Все советские национальности своеобразны, но некоторые из них своеобразны в особенности. Согласно “показателю профессионального несходства” (обозначающему процент представителей одной группы, которым необходимо было бы сменить род занятий, чтобы их группа стала профессионально тождественной другой группе), евреи были самой “несхожей” из всех крупных российских национальностей накануне распада СССР. Различие между русскими и евреями, например, было более значительным, чем различие между русскими и любой другой национальностью Российской Федерации (включая чеченцев – самую неурбанизированную группу из включенных в анализ переписи). У русских пятью главными профессиями были: машиностроение и металлообработка (7,2 % всех занятых), водители автомобилей (6,7 %), инженеры (5,1 %), трактористы и комбайнеры (2,4 %) и “служащие, не включенные в другие группы” (2,4 %). У евреев – инженеры (16,3 %), медицинские работники (6,3 %), научные работники (5,3 %), преподаватели начальных и средних учебных заведений (5,2 %) и начальники производственно-технических управлений (3,3 %). Структура занятости евреев отличалась гораздо меньшим разнообразием, меньшей асимметрией по половому признаку и более высокой концентрацией на высших ступенях иерархии социального статуса. Наиболее эксклюзивными (т. е. в наименьшей степени представленными среди русских) из главных еврейских профессий были врачи, ученые, старшие управленческие кадры, артисты, режиссеры, литераторы и журналисты[481]
.Евреи оставались важной частью советской профессиональной элиты вплоть до развала СССР, но особые отношения между евреями и Советским государством распались окончательно. Уникальный симбиоз в борьбе за мировую революцию уступил место конкуренции двух враждующих и несоразмерных национализмов. Русская и еврейская революции умерли так же, как родились, – вместе. Послевоенное Советское государство начало применять политику выдвижения представителей “коренных” национальностей к русским гражданам Российской республики (главным образом в форме завуалированной дискриминации евреев). В то же время – и отчасти по этой причине – еврейские члены советской элиты начали исходить из того, что “еврейское происхождение” подразумевает общность судьбы, а не далекого прошлого. Все слушали “голос крови” – и слышали разные языки.
Такое развитие событий совпало с углублением раскола между партией и созданной ею профессиональной элитой. Со времен революции “выдвижение” через систему образования было одним из наиболее последовательных и успешных направлений советской государственной политики.
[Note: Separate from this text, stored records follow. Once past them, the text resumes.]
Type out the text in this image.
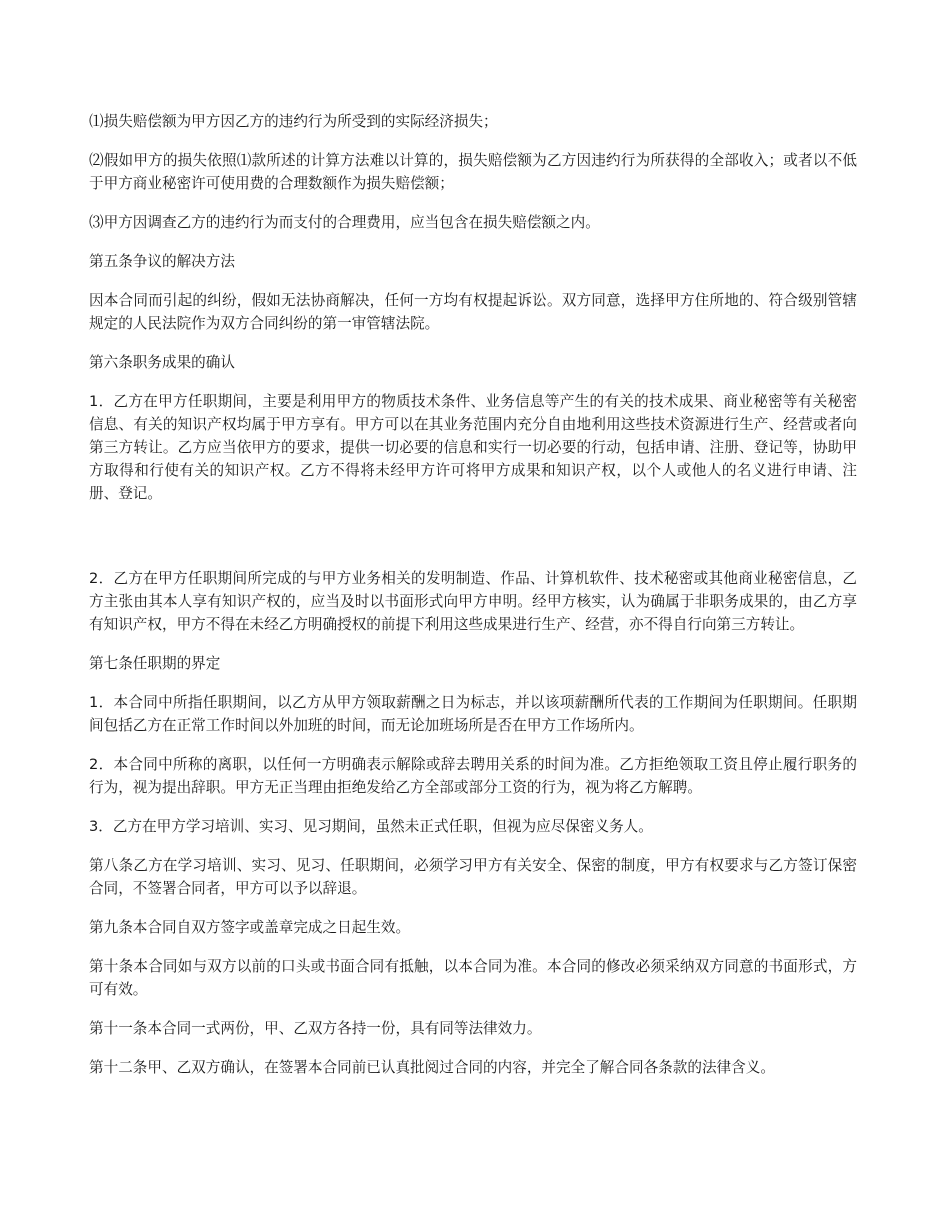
⑴损失赔偿额为甲方因乙方的违约行为所受到的实际经济损失；

⑵假如甲方的损失依照⑴款所述的计算方法难以计算的，损失赔偿额为乙方因违约行为所获得的全部收入；或者以不低于甲方商业秘密许可使用费的合理数额作为损失赔偿额；

⑶甲方因调查乙方的违约行为而支付的合理费用，应当包含在损失赔偿额之内。

第五条争议的解决方法

因本合同而引起的纠纷，假如无法协商解决，任何一方均有权提起诉讼。双方同意，选择甲方住所地的、符合级别管辖规定的人民法院作为双方合同纠纷的第一审管辖法院。

第六条职务成果的确认

1．乙方在甲方任职期间，主要是利用甲方的物质技术条件、业务信息等产生的有关的技术成果、商业秘密等有关秘密信息、有关的知识产权均属于甲方享有。甲方可以在其业务范围内充分自由地利用这些技术资源进行生产、经营或者向第三方转让。乙方应当依甲方的要求，提供一切必要的信息和实行一切必要的行动，包括申请、注册、登记等，协助甲方取得和行使有关的知识产权。乙方不得将未经甲方许可将甲方成果和知识产权，以个人或他人的名义进行申请、注册、登记。

2．乙方在甲方任职期间所完成的与甲方业务相关的发明制造、作品、计算机软件、技术秘密或其他商业秘密信息，乙方主张由其本人享有知识产权的，应当及时以书面形式向甲方申明。经甲方核实，认为确属于非职务成果的，由乙方享有知识产权，甲方不得在未经乙方明确授权的前提下利用这些成果进行生产、经营，亦不得自行向第三方转让。

第七条任职期的界定

1．本合同中所指任职期间，以乙方从甲方领取薪酬之日为标志，并以该项薪酬所代表的工作期间为任职期间。任职期间包括乙方在正常工作时间以外加班的时间，而无论加班场所是否在甲方工作场所内。

2．本合同中所称的离职，以任何一方明确表示解除或辞去聘用关系的时间为准。乙方拒绝领取工资且停止履行职务的行为，视为提出辞职。甲方无正当理由拒绝发给乙方全部或部分工资的行为，视为将乙方解聘。

3．乙方在甲方学习培训、实习、见习期间，虽然未正式任职，但视为应尽保密义务人。

第八条乙方在学习培训、实习、见习、任职期间，必须学习甲方有关安全、保密的制度，甲方有权要求与乙方签订保密合同，不签署合同者，甲方可以予以辞退。

第九条本合同自双方签字或盖章完成之日起生效。

第十条本合同如与双方以前的口头或书面合同有抵触，以本合同为准。本合同的修改必须采纳双方同意的书面形式，方可有效。

第十一条本合同一式两份，甲、乙双方各持一份，具有同等法律效力。

第十二条甲、乙双方确认，在签署本合同前已认真批阅过合同的内容，并完全了解合同各条款的法律含义。
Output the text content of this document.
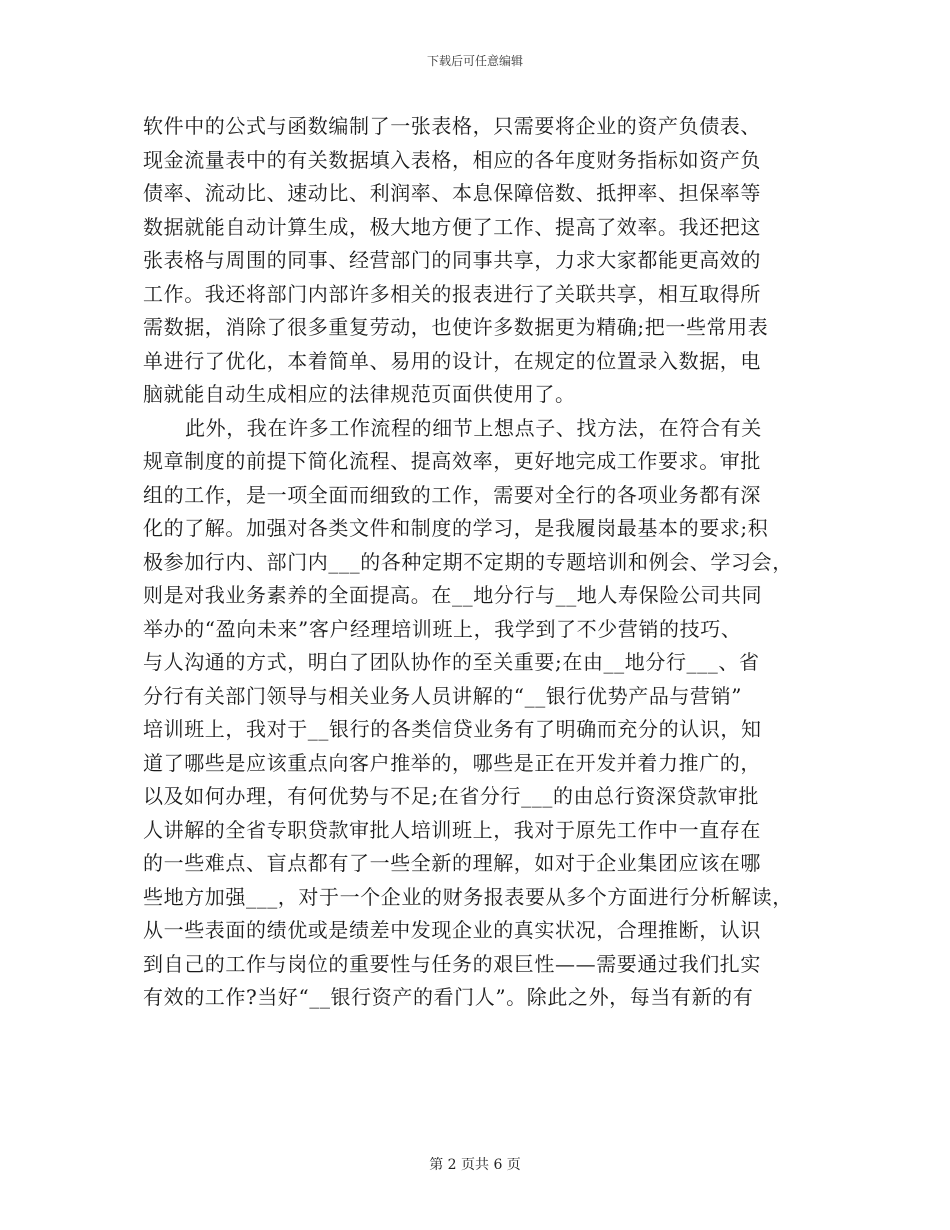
下载后可任意编辑
软件中的公式与函数编制了一张表格，只需要将企业的资产负债表、
现金流量表中的有关数据填入表格，相应的各年度财务指标如资产负
债率、流动比、速动比、利润率、本息保障倍数、抵押率、担保率等
数据就能自动计算生成，极大地方便了工作、提高了效率。我还把这
张表格与周围的同事、经营部门的同事共享，力求大家都能更高效的
工作。我还将部门内部许多相关的报表进行了关联共享，相互取得所
需数据，消除了很多重复劳动，也使许多数据更为精确;把一些常用表
单进行了优化，本着简单、易用的设计，在规定的位置录入数据，电
脑就能自动生成相应的法律规范页面供使用了。
此外，我在许多工作流程的细节上想点子、找方法，在符合有关
规章制度的前提下简化流程、提高效率，更好地完成工作要求。审批
组的工作，是一项全面而细致的工作，需要对全行的各项业务都有深
化的了解。加强对各类文件和制度的学习，是我履岗最基本的要求;积
极参加行内、部门内___的各种定期不定期的专题培训和例会、学习会，
则是对我业务素养的全面提高。在__地分行与__地人寿保险公司共同
举办的“盈向未来”客户经理培训班上，我学到了不少营销的技巧、
与人沟通的方式，明白了团队协作的至关重要;在由__地分行___、省
分行有关部门领导与相关业务人员讲解的“__银行优势产品与营销”
培训班上，我对于__银行的各类信贷业务有了明确而充分的认识，知
道了哪些是应该重点向客户推举的，哪些是正在开发并着力推广的，
以及如何办理，有何优势与不足;在省分行___的由总行资深贷款审批
人讲解的全省专职贷款审批人培训班上，我对于原先工作中一直存在
的一些难点、盲点都有了一些全新的理解，如对于企业集团应该在哪
些地方加强___，对于一个企业的财务报表要从多个方面进行分析解读，
从一些表面的绩优或是绩差中发现企业的真实状况，合理推断，认识
到自己的工作与岗位的重要性与任务的艰巨性——需要通过我们扎实
有效的工作?当好“__银行资产的看门人”。除此之外，每当有新的有
第 2 页共 6 页
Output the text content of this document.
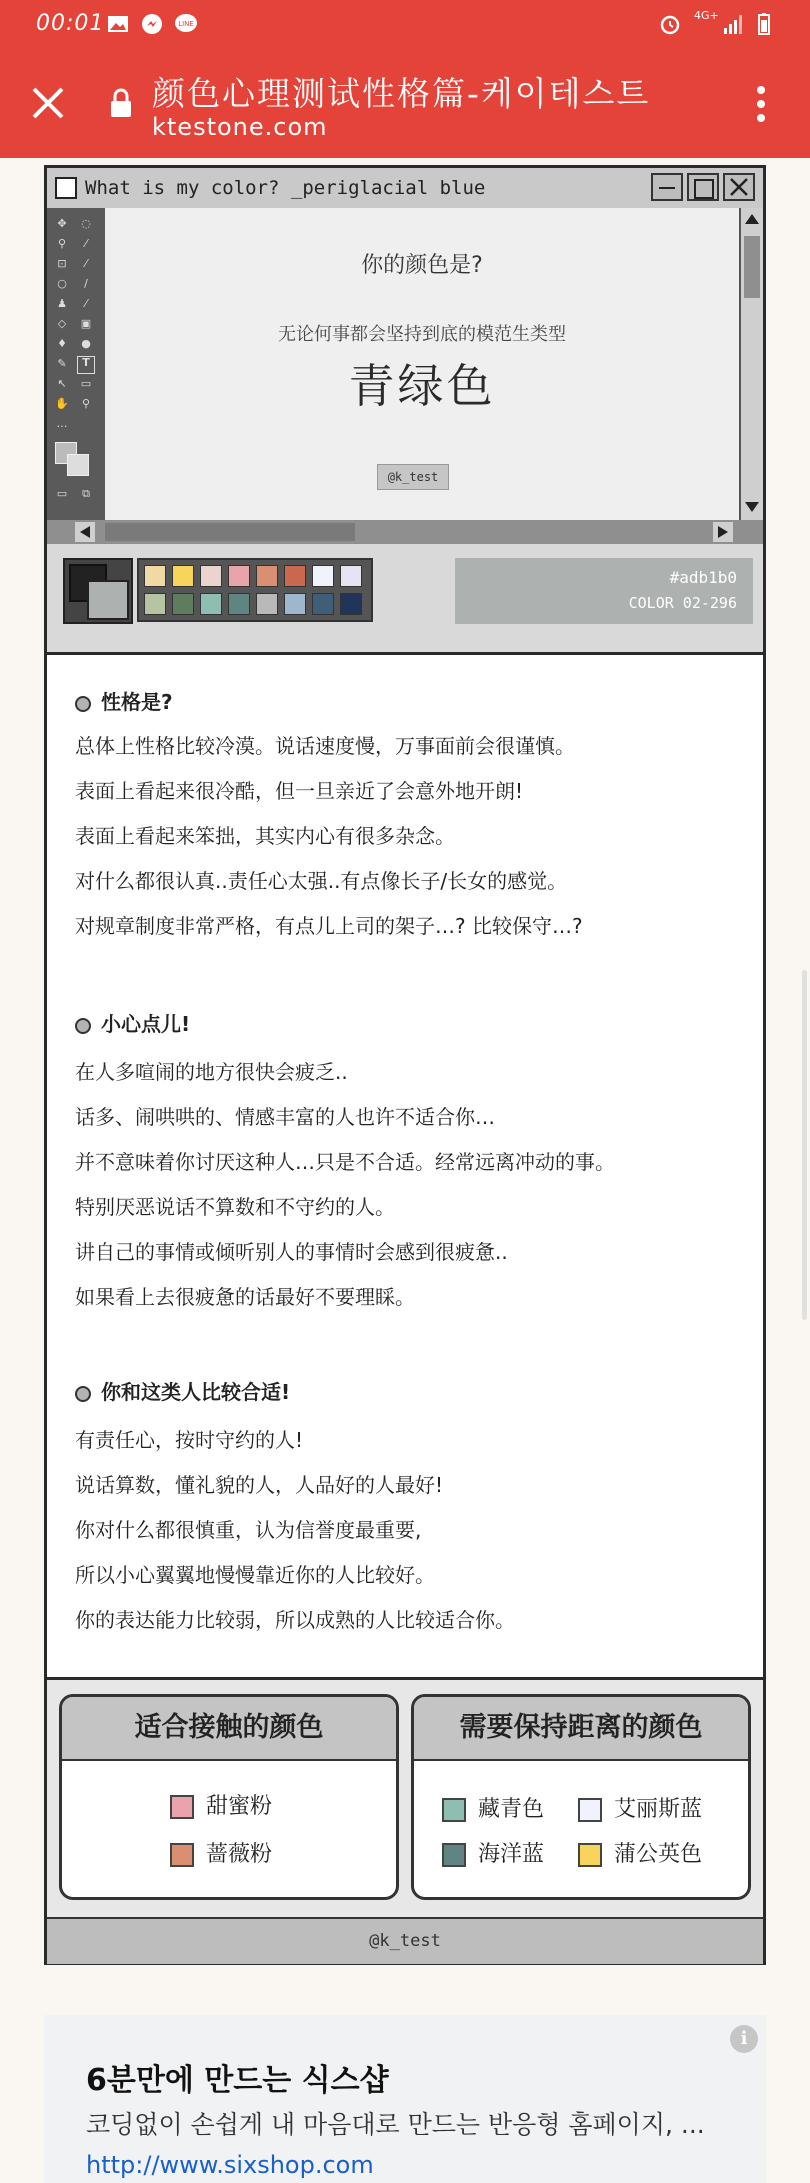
00:01	LINE
4G+
颜色心理测试性格篇-케이테스트
ktestone.com
What is my color? _periglacial blue
✥ ◌
⚲	⁄
⊡	⁄
○	/
♟	⁄
◇ ▣
♦ ●
✎	T
↖ ▭
✋ ⚲
…
▭ ⧉
你的颜色是?
无论何事都会坚持到底的模范生类型
青绿色
@k_test
#adb1b0
COLOR 02-296
性格是?
总体上性格比较冷漠。说话速度慢，万事面前会很谨慎。
表面上看起来很冷酷，但一旦亲近了会意外地开朗!
表面上看起来笨拙，其实内心有很多杂念。
对什么都很认真..责任心太强..有点像长子/长女的感觉。
对规章制度非常严格，有点儿上司的架子…? 比较保守…?
小心点儿!
在人多喧闹的地方很快会疲乏..
话多、闹哄哄的、情感丰富的人也许不适合你…
并不意味着你讨厌这种人…只是不合适。经常远离冲动的事。
特别厌恶说话不算数和不守约的人。
讲自己的事情或倾听别人的事情时会感到很疲惫..
如果看上去很疲惫的话最好不要理睬。
你和这类人比较合适!
有责任心，按时守约的人!
说话算数，懂礼貌的人，人品好的人最好!
你对什么都很慎重，认为信誉度最重要,
所以小心翼翼地慢慢靠近你的人比较好。
你的表达能力比较弱，所以成熟的人比较适合你。
适合接触的颜色
甜蜜粉
蔷薇粉
需要保持距离的颜色
藏青色	艾丽斯蓝
海洋蓝	蒲公英色
@k_test
i
6분만에 만드는 식스샵
코딩없이 손쉽게 내 마음대로 만드는 반응형 홈페이지, ...
http://www.sixshop.com
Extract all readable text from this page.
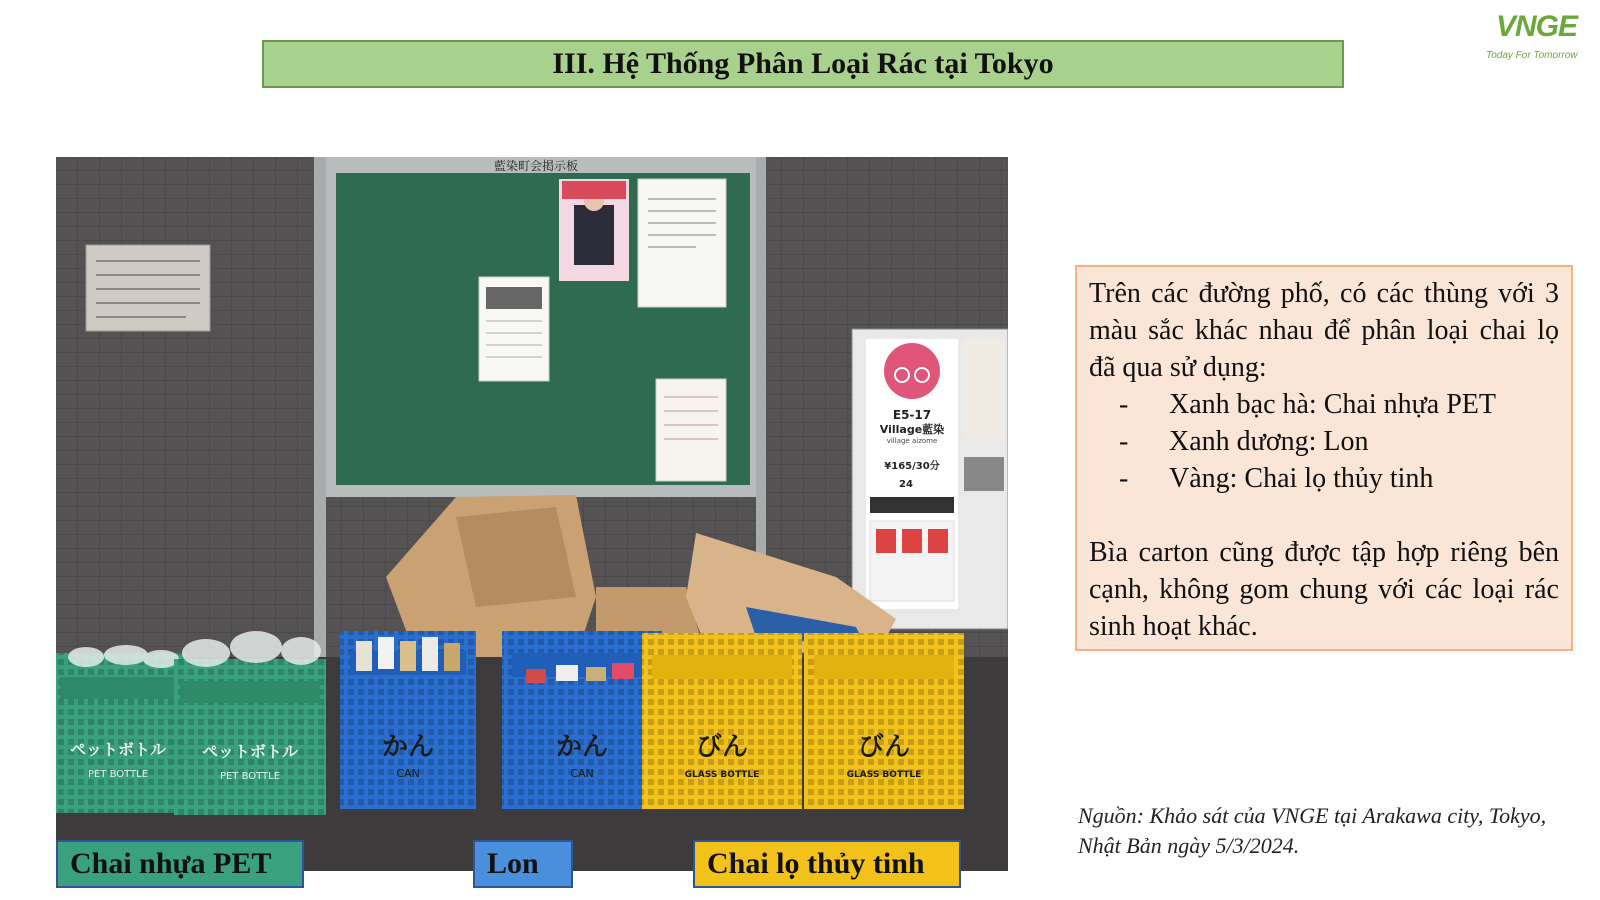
III. Hệ Thống Phân Loại Rác tại Tokyo
VNGE
Today For Tomorrow
藍染町会掲示板
E5-17
Village藍染
village aizome
¥165/30分
24
ペットボトル
PET BOTTLE
ペットボトル
PET BOTTLE
かん
CAN
かん
CAN
びん
GLASS BOTTLE
びん
GLASS BOTTLE
Chai nhựa PET	Lon	Chai lọ thủy tinh

Trên các đường phố, có các thùng với 3 màu sắc khác nhau để phân loại chai lọ đã qua sử dụng:

- Xanh bạc hà: Chai nhựa PET
- Xanh dương: Lon
- Vàng: Chai lọ thủy tinh

Bìa carton cũng được tập hợp riêng bên cạnh, không gom chung với các loại rác sinh hoạt khác.

Nguồn: Khảo sát của VNGE tại Arakawa city, Tokyo, Nhật Bản ngày 5/3/2024.
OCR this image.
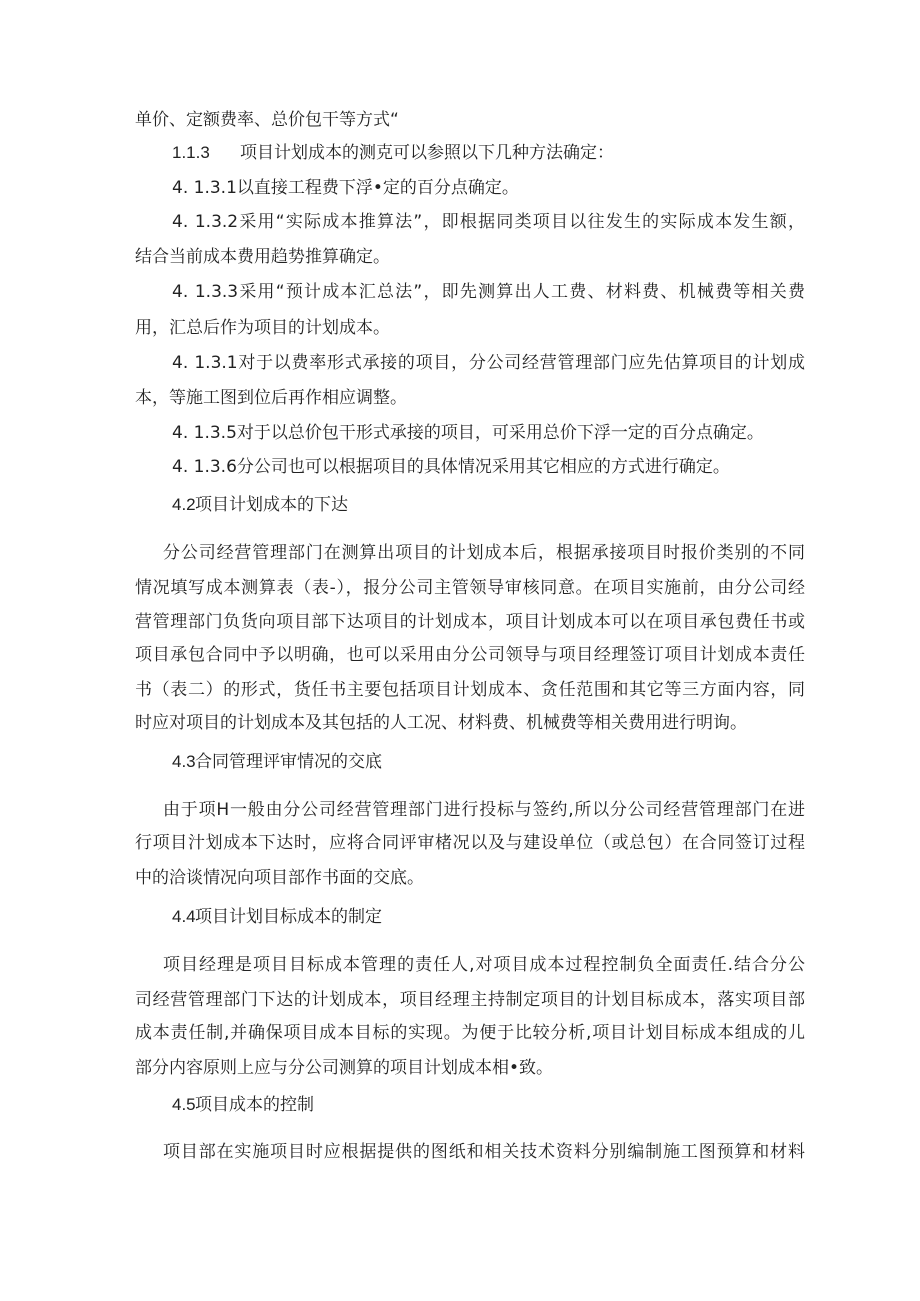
单价、定额费率、总价包干等方式“
1.1.3 项目计划成本的测克可以参照以下几种方法确定：
4. 1.3.1以直接工程费下浮•定的百分点确定。
4. 1.3.2采用“实际成本推算法”，即根据同类项目以往发生的实际成本发生额，
结合当前成本费用趋势推算确定。
4. 1.3.3采用“预计成本汇总法”，即先测算出人工费、材料费、机械费等相关费
用，汇总后作为项目的计划成本。
4. 1.3.1对于以费率形式承接的项目，分公司经营管理部门应先估算项目的计划成
本，等施工图到位后再作相应调整。
4. 1.3.5对于以总价包干形式承接的项目，可采用总价下浮一定的百分点确定。
4. 1.3.6分公司也可以根据项目的具体情况采用其它相应的方式进行确定。
4.2 项目计划成本的下达
分公司经营管理部门在测算出项目的计划成本后，根据承接项目时报价类别的不同
情况填写成本测算表（表-），报分公司主管领导审核同意。在项目实施前，由分公司经
营管理部门负货向项目部下达项目的计划成本，项目计划成本可以在项目承包费任书或
项目承包合同中予以明确，也可以采用由分公司领导与项目经理签订项目计划成本责任
书（表二）的形式，货任书主要包括项目计划成本、贪任范围和其它等三方面内容，同
时应对项目的计划成本及其包括的人工况、材料费、机械费等相关费用进行明询。
4.3 合同管理评审情况的交底
由于项H一般由分公司经营管理部门进行投标与签约,所以分公司经营管理部门在进
行项目汁划成本下达时，应将合同评审楮况以及与建设单位（或总包）在合同签订过程
中的洽谈情况向项目部作书面的交底。
4.4 项目计划目标成本的制定
项目经理是项目目标成本管理的责任人,对项目成本过程控制负全面责任.结合分公
司经营管理部门下达的计划成本，项目经理主持制定项目的计划目标成本，落实项目部
成本责任制,并确保项目成本目标的实现。为便于比较分析,项目计划目标成本组成的儿
部分内容原则上应与分公司测算的项目计划成本相•致。
4.5 项目成本的控制
项目部在实施项目时应根据提供的图纸和相关技术资料分别编制施工图预算和材料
Для партии, представлявшей сознательность в океане стихийности и городскую современность в океане сельской отсталости, “просвещение масс” в сочетании с форсированной модернизацией было единственным способом исправить ошибку истории (учинившей социалистическую революцию в докапиталистической стране) и построить общество полного равенства и всеобщего изобилия. Между 1928 и 1960 годами число студентов советских вузов выросло на 1257 % (с 176 600 до 2 396 100); число специалистов с высшим образованием – на 1422 % (с 233 000 до 3 545 200), а число научных работников – на 1065 % (с 30 400 в 1930-м до 354 200). Новая советская интеллигенция в основном состояла из выдвиженцев, отобранных по классовому и – за пределами русских областей – этническому признаку. Их здоровые корни должны были обеспечить единство научного знания и партийной истины – и какое-то время так и было[482]
.После смерти Сталина система начала рушиться. Кончина и посмертное проклятие единственного непогрешимого символа Истины и Знания наводила на мысль о возможности их раздельного существования, холодная война на Земле и в космосе все дальше уводила науку от партийности, а постепенное превращение социализма в “реальное” государство всеобщего благосостояния и общество потребления порождало нежелательные сравнения с переоснащенным постиндустриальным капитализмом (который выглядел лучше по обоим показателям). Жизнеспособность советского эксперимента зависела от успехов советских специалистов; успехи советских специалистов рождались в “борьбе мнений” (как выразился Сталин); борьба мнений уводила советских специалистов все дальше от советского эксперимента. В отличие от Марксовых капиталистов, но вполне в стиле Российской империи, Коммунистическая партия породила своего могильщика – интеллигенцию.